André Leroy (ABS) en Eddy Leloup (Boerenbond)

Melkoorlog nog lang niet uitgemolken
2 januari 2009  – Laatst bijgewerkt om 4 april 2020 15:52
Lees meer over:
Voor de Gentse kortgedingrechter verdedigden elf melkveehouders zich maandag in een kort geding dat is aangespannen door zuivelreus Campina. Allicht valt de uitspraak in de loop van volgende week. Aan de melkvee-experts Eddy Leloup (Boerenbond) en André Leroy (ABS) vroegen we waarom het land van melk en honing in de zuivelsector nog zover af lijkt, ondanks de fors gestegen wereldmarktprijzen.
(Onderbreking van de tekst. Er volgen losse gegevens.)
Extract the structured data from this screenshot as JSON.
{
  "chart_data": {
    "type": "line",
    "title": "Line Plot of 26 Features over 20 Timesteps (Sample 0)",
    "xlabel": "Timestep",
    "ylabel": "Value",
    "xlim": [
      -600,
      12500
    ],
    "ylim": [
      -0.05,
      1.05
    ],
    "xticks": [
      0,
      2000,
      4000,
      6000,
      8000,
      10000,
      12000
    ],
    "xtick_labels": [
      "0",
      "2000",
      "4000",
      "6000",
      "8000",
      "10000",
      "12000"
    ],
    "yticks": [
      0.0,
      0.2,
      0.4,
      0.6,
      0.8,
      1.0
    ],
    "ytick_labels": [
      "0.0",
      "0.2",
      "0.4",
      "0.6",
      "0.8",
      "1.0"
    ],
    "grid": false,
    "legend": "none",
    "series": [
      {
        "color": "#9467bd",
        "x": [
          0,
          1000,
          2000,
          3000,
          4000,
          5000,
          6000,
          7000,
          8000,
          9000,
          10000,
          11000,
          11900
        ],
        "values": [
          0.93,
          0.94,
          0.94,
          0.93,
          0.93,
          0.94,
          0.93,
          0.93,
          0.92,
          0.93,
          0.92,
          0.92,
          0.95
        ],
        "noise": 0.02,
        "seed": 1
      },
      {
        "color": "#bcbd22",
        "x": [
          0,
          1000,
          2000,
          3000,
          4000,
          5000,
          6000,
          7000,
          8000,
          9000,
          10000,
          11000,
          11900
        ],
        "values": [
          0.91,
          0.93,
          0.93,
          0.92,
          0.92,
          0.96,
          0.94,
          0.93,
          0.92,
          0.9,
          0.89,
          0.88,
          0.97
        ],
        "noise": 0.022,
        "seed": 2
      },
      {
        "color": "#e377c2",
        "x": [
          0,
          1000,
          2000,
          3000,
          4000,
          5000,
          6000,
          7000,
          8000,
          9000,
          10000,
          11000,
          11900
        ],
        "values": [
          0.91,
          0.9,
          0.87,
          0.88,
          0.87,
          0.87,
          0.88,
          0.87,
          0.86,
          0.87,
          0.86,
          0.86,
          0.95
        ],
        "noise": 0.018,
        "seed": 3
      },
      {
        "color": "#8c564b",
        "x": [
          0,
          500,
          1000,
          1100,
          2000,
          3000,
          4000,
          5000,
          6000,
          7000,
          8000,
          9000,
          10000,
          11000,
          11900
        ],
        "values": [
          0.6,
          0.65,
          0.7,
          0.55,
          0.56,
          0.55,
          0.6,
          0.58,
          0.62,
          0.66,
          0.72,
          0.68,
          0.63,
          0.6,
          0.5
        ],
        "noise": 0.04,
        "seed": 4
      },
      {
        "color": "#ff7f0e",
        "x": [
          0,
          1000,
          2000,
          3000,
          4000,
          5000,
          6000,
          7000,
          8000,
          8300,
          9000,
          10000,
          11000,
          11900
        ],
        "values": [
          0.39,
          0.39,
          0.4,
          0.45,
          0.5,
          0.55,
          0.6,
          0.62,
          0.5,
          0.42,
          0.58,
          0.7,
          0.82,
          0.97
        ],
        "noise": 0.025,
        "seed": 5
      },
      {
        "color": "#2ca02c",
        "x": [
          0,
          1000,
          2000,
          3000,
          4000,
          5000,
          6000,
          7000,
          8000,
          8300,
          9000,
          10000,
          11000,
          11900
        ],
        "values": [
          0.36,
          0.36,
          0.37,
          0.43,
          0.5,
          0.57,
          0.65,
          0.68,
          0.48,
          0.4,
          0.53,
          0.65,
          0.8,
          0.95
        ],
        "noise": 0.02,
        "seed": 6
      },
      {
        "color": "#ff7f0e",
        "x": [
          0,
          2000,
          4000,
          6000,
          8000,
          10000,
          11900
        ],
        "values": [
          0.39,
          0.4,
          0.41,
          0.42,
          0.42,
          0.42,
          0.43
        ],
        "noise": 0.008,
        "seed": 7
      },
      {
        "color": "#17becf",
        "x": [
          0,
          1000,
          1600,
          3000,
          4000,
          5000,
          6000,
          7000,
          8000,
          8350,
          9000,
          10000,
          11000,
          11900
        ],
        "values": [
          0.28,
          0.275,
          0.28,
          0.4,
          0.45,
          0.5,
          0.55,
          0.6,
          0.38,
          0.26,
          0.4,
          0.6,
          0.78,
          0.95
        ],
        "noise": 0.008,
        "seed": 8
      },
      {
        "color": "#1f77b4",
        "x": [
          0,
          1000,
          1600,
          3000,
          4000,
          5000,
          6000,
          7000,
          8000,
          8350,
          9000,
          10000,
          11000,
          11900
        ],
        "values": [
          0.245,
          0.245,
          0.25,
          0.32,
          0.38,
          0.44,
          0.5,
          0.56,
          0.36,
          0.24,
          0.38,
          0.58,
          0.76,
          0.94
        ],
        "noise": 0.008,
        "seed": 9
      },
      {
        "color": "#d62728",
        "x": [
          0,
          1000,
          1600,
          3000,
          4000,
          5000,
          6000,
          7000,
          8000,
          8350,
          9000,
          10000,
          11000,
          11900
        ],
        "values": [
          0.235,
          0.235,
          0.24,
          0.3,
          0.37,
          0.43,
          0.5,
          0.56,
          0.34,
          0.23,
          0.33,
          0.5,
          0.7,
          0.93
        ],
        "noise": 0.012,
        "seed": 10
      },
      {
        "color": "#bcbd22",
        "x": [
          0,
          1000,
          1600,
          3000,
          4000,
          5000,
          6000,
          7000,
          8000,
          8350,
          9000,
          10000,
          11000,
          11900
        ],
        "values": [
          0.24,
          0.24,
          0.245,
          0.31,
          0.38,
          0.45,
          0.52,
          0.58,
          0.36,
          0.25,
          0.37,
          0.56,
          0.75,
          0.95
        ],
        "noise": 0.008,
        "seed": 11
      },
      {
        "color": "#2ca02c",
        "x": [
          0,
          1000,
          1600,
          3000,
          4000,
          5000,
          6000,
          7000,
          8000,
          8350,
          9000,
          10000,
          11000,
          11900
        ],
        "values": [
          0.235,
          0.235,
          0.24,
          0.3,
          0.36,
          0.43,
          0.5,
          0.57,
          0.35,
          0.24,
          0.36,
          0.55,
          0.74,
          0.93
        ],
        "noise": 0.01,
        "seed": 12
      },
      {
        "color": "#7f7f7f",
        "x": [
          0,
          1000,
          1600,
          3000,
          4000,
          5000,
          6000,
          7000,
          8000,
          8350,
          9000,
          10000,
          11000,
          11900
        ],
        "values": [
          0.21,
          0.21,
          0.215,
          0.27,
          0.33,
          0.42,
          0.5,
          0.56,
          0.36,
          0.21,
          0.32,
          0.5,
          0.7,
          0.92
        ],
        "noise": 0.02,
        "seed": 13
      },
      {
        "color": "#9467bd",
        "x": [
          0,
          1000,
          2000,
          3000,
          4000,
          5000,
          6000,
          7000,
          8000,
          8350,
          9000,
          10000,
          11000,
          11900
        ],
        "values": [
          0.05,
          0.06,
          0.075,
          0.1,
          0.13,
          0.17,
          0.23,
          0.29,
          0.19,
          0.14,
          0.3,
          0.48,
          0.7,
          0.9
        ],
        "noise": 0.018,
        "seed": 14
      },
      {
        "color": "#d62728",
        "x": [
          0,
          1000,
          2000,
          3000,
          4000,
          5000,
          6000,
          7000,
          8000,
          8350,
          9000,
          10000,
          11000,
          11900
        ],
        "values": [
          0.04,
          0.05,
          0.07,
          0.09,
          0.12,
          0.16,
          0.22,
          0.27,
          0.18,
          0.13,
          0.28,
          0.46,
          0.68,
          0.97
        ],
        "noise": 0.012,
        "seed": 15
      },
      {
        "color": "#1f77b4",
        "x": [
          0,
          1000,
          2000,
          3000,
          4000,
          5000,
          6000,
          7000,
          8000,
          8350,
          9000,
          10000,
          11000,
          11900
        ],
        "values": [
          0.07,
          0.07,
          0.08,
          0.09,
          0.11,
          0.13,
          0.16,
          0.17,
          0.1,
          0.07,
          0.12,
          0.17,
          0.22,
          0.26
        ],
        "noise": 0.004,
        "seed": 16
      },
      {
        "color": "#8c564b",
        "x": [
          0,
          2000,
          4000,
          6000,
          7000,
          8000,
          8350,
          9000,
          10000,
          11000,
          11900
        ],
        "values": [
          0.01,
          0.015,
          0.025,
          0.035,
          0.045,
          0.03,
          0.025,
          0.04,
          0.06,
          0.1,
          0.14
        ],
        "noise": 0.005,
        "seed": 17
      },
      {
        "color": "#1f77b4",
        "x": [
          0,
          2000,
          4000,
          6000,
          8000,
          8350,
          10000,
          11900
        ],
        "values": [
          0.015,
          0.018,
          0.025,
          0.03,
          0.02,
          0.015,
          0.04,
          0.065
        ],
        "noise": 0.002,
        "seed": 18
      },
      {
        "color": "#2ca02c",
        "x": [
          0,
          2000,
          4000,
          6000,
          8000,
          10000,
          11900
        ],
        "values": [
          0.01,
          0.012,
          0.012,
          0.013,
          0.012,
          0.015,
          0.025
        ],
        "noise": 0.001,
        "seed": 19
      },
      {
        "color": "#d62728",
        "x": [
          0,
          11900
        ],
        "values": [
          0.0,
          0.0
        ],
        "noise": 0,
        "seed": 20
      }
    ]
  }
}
Het kort geding van Campina tegen een dozijn melkveehouders heeft veel kwaad bloed gezet bij de landbouwers. Hebben jullie dan geen begrip voor het feit dat het zuivelconcern opgescheept zit met langlopende leveringscontracten met de grootdistributie?
André Leroy: Melkveehouders die zonder contract leveren aan private melkerijen kunnen sinds jaar en dag op basis van een simpel telefoontje hun levering stopzetten. Tot vier maanden geleden deed ook Campina daar niet moeilijk over. Door een juridisch gevecht aan te gaan met boeren is het bedrijf helemaal uit zijn rol gevallen. Een klein jaar geleden zag Campina de zuivelprijzen bewegen, dat was een reden om voorzichtig te zijn bij prijsonderhandelingen met de distributiesector. Wanneer ik als melkveehouder een verkeerde beslissing neem, moet ik ook op de blaren zitten. Dat bij Campina momenteel een nijpend melktekort dreigt, is trouwens een fabeltje: het concern is nog altijd aanbieder van melk op de spotmarkt.
Eddy Leloup: Het probleem van Campina is simpel: het bedrijf focust op de verkoop van consumptiemelk. Eerst zijn op de wereldmarkt de prijzen van melkpoeder gestegen, en stilaan klimmen nu ook de kaasprijzen. Door zijn productportfolio heeft Campina dus nog niet veel kunnen profiteren van de prijsstijgingen. Dat is trouwens niet onze schuld, want Boerenbond heeft in het voorjaar nog gesprekken gevoerd met de grootdistributie over de ontwikkelingen in de verschillende martksegmenten van de zuivelsector. Het eindresultaat is wel dat Campina plotsklaps miljoenen liters melk ziet wegvloeien door afhakende leveraars, niet alleen in ons land maar bijvoorbeeld ook in Duitsland. Die moeilijke situatie kan ik deels begrijpen omdat het bedrijf zich nu wellicht via de duurdere spotmarkt moet gaan bevoorraden. Totaal onaanvaardbaar is de manier waarop Campina door een gebrekkige communicatie een mokerslag heeft uitgedeeld aan zijn melkveehouders. Zo ga je niet om met boeren!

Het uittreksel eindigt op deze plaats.